The cabin was not rebuilt, but the congregation continued to serve the needs of the mountain Sami. During the summer, when the Sami were in the area, services were held in a hall in one of the remaining houses. However, the room was very cramped for the congregation, which numbered about 80 people. Consequently, a new church was built in 1691 next to the cemetery. After it burned down in 1747, a temporary place of worship was set up, and the Sami continued to hold summer services in Silbojokk. In the 1760s, discussions began about constructing a new church. Since there was no longer any usable timber forest around Sädvvájávrre, a new chapel was built in 1777 in Lövmokk, just north of Jäkkvik. Thereafter, Silbojokk ceased to exist as a parish.

== Archaeological research ==
Before the last raising of the Sädvvájávrre dam limit, archaeological investigations were carried out in 1983 and 1984. The smelter, which was located south of Silbbajåhkå, was excavated together with residential and outbuildings. North of the stream, the remains of a smithy were examined. On the so-called Kyrkudden, the remains of a building were found that was uncertainly interpreted as a church. However, there were no traces of burials in the vicinity.

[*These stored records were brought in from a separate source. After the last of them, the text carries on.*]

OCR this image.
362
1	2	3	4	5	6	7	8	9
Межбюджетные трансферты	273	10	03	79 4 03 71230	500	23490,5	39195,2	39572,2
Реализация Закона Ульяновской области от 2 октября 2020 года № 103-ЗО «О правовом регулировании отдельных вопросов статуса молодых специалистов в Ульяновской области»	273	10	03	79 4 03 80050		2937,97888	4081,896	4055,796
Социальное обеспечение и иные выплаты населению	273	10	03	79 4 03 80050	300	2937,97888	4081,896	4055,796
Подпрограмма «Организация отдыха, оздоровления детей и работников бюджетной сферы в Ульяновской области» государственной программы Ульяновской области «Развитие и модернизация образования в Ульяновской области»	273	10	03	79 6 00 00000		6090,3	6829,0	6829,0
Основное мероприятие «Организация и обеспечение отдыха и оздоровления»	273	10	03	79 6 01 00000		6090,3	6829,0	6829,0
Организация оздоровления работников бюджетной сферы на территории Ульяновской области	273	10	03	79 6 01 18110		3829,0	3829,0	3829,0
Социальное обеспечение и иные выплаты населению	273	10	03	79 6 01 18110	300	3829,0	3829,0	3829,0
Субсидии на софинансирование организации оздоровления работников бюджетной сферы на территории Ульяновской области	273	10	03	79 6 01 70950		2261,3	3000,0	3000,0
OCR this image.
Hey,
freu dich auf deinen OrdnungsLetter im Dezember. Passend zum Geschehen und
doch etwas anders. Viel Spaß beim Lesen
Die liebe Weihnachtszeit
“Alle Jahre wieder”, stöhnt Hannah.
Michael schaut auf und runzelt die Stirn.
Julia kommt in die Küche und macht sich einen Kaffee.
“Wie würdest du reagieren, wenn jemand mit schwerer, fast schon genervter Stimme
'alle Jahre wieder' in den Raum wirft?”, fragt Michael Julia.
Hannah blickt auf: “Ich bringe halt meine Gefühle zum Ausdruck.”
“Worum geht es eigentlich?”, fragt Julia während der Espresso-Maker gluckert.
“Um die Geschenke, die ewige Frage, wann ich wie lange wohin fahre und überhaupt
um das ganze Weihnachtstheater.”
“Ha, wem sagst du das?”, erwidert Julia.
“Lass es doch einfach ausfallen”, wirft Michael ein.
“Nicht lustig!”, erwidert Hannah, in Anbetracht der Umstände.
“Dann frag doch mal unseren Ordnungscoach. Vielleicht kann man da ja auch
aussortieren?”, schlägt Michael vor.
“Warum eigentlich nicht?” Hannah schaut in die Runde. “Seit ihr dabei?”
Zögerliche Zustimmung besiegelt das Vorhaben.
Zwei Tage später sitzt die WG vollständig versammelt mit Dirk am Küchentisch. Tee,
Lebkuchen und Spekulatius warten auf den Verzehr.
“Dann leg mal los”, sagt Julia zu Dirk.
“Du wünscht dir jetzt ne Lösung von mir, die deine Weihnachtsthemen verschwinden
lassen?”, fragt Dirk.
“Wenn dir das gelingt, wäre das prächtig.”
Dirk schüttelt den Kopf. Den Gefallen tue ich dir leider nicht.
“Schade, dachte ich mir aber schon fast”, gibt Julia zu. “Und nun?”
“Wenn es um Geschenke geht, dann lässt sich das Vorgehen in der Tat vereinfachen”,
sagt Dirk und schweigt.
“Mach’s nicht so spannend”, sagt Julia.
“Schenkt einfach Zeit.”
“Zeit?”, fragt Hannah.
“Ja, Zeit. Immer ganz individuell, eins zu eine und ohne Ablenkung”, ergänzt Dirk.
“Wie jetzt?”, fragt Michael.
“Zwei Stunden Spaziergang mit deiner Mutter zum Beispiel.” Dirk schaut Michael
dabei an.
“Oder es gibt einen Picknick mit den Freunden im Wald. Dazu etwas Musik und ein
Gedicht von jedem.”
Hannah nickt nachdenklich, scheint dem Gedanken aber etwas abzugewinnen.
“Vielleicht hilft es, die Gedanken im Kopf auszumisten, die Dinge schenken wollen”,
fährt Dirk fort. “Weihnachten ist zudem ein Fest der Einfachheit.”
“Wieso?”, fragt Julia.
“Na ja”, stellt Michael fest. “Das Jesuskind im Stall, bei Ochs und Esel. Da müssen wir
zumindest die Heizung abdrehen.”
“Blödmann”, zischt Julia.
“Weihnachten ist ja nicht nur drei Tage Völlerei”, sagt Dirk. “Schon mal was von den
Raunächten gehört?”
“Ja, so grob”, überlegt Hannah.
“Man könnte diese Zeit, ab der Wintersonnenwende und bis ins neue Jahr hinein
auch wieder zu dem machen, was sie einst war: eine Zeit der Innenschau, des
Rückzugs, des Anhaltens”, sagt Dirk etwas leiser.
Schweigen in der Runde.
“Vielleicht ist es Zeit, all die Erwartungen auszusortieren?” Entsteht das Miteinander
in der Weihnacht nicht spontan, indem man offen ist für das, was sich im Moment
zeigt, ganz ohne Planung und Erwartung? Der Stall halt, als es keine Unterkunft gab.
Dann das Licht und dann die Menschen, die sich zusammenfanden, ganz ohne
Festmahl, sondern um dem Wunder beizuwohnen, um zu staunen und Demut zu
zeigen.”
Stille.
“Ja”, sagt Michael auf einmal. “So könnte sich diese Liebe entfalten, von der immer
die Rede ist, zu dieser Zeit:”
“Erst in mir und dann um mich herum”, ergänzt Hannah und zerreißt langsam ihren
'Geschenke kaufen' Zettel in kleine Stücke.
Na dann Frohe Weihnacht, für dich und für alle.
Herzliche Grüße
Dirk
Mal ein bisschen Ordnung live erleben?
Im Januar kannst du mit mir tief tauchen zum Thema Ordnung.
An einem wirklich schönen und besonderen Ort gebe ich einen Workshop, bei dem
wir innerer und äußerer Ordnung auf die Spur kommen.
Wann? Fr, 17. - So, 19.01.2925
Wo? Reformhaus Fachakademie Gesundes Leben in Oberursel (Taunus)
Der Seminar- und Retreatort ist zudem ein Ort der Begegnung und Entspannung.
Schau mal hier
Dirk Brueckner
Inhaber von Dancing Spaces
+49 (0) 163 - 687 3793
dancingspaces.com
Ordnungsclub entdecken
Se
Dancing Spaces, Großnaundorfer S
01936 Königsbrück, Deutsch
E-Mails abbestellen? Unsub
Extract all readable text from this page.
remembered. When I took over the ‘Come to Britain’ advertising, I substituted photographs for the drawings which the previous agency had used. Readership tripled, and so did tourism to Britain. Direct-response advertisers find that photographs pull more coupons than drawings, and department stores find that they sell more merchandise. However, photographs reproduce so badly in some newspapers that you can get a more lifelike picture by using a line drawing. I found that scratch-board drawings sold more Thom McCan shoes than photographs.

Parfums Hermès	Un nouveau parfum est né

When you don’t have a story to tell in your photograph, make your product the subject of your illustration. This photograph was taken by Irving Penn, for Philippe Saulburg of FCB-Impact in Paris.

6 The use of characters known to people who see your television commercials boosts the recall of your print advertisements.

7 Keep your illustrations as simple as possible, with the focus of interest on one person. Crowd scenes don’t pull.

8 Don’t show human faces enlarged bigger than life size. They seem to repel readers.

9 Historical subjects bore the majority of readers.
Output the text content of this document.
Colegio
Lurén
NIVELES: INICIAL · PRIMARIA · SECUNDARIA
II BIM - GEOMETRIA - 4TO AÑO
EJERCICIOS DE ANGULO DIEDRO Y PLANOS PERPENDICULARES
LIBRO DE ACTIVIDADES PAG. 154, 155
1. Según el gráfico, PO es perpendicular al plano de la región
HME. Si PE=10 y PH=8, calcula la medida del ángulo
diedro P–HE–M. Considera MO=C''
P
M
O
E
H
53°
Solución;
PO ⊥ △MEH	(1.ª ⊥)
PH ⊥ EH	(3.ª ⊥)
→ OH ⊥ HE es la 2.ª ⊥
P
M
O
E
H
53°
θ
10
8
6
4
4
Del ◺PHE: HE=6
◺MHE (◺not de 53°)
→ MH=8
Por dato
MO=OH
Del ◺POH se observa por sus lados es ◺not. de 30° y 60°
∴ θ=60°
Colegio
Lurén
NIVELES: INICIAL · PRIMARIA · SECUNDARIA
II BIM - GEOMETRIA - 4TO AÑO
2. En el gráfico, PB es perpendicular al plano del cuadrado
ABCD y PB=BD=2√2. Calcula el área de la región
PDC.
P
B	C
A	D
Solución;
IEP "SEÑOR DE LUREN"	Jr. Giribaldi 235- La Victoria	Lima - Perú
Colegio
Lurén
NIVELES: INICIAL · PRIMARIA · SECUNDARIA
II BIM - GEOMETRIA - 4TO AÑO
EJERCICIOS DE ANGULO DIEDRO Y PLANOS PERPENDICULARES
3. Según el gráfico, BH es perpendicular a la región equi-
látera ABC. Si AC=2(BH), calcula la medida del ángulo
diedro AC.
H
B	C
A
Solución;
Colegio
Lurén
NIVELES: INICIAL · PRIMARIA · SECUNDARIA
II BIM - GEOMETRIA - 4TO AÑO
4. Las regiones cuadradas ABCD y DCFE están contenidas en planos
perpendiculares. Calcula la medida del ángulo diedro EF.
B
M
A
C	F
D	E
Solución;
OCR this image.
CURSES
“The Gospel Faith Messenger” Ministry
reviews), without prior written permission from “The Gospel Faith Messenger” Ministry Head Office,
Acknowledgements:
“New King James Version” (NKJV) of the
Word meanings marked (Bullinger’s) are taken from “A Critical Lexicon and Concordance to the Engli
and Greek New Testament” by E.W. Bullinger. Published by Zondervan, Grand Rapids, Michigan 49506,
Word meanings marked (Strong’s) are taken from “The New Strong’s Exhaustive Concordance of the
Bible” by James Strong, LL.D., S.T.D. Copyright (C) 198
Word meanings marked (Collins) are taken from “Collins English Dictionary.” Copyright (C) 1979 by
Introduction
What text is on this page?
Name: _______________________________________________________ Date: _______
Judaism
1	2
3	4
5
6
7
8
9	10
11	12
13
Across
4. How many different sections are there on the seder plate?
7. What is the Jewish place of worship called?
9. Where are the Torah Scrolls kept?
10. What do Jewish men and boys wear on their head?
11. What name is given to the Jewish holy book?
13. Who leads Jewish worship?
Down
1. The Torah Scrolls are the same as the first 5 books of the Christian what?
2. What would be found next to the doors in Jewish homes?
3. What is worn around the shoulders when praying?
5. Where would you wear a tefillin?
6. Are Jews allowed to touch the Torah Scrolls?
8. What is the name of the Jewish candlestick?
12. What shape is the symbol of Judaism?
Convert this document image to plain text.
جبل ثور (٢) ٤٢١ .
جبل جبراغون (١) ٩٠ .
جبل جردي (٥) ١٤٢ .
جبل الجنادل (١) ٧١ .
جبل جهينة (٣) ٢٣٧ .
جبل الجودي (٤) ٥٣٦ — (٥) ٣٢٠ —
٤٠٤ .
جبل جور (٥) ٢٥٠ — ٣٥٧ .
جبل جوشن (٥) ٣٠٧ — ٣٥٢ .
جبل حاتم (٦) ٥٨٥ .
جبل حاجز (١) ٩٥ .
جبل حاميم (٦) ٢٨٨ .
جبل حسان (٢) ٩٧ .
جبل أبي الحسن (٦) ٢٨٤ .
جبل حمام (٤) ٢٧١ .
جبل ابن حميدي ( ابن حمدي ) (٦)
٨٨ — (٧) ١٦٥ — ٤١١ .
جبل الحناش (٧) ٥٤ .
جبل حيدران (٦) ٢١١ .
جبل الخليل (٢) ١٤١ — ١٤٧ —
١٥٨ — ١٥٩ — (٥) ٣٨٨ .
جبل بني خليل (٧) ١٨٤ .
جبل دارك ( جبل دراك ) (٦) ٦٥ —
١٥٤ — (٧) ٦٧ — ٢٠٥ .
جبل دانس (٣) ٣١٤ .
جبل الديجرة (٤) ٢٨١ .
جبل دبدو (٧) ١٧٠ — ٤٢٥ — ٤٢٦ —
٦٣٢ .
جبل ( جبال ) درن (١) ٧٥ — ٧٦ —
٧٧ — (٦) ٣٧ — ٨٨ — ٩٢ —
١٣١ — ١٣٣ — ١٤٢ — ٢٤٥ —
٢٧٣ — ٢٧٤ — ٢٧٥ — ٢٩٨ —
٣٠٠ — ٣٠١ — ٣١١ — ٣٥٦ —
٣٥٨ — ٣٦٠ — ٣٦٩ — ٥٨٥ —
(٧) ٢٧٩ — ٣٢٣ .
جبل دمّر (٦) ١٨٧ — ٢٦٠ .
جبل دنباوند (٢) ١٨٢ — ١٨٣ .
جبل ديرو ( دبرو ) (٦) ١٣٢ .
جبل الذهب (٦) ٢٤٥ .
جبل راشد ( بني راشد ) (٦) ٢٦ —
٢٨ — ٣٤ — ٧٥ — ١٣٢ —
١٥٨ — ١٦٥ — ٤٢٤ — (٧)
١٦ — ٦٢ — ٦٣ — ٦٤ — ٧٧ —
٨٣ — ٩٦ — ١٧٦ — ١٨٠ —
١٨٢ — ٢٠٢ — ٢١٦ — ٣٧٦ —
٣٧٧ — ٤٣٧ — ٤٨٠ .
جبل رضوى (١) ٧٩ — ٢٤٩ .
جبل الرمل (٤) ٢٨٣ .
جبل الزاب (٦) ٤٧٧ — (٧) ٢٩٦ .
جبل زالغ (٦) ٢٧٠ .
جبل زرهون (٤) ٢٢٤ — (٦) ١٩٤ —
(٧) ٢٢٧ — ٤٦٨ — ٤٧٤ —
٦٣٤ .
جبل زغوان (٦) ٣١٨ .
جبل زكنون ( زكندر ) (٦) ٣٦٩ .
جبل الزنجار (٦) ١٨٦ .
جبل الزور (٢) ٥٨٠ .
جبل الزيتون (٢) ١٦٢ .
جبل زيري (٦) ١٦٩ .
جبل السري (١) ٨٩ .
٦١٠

Following the raising of the dam limit in 1985, the hut area was subjected to heavy water and ice impact every year. After large amounts of soil were washed away, two locals found a skull in 2002, leading to a rescue survey in 2004. Archaeologists discovered that it was the old cemetery that had been uncovered. Additionally, a house foundation thought to be the remains of one of the two church buildings in Silbojokk was found. Eleven graves with a total of 15 individuals were discovered inside and around the foundation. Further excavations in 2005 revealed another twelve graves and the remains of at least 13 individuals. Remains of what was assumed to be the second church building were also found.

Another survey was conducted in 2015, during which the extent of the cemetery could be better delineated, and almost 250 loose finds were discovered in the swelling ground, mostly nails but also human bones, window glass, and lead. Three graves were examined, confirming that the remains of both church buildings planned for Silbojokk had been located.

== Sub-catchment area ==
Sädvvájávrre is part of the sub-basin (737429–153274) that SMHI calls the Sädvajaure outlet. The average altitude is 552 meters above sea level and the area is 130.65 square kilometers. If the 86 upstream catchment areas are included, the cumulative area is 1 467.19 square kilometers. The river Skellefteälven flows into the sea and the catchment area consists mostly of forest (63%). The catchment area has 40.38 square kilometers of water surface, giving it a lake percentage of 30.9 percent.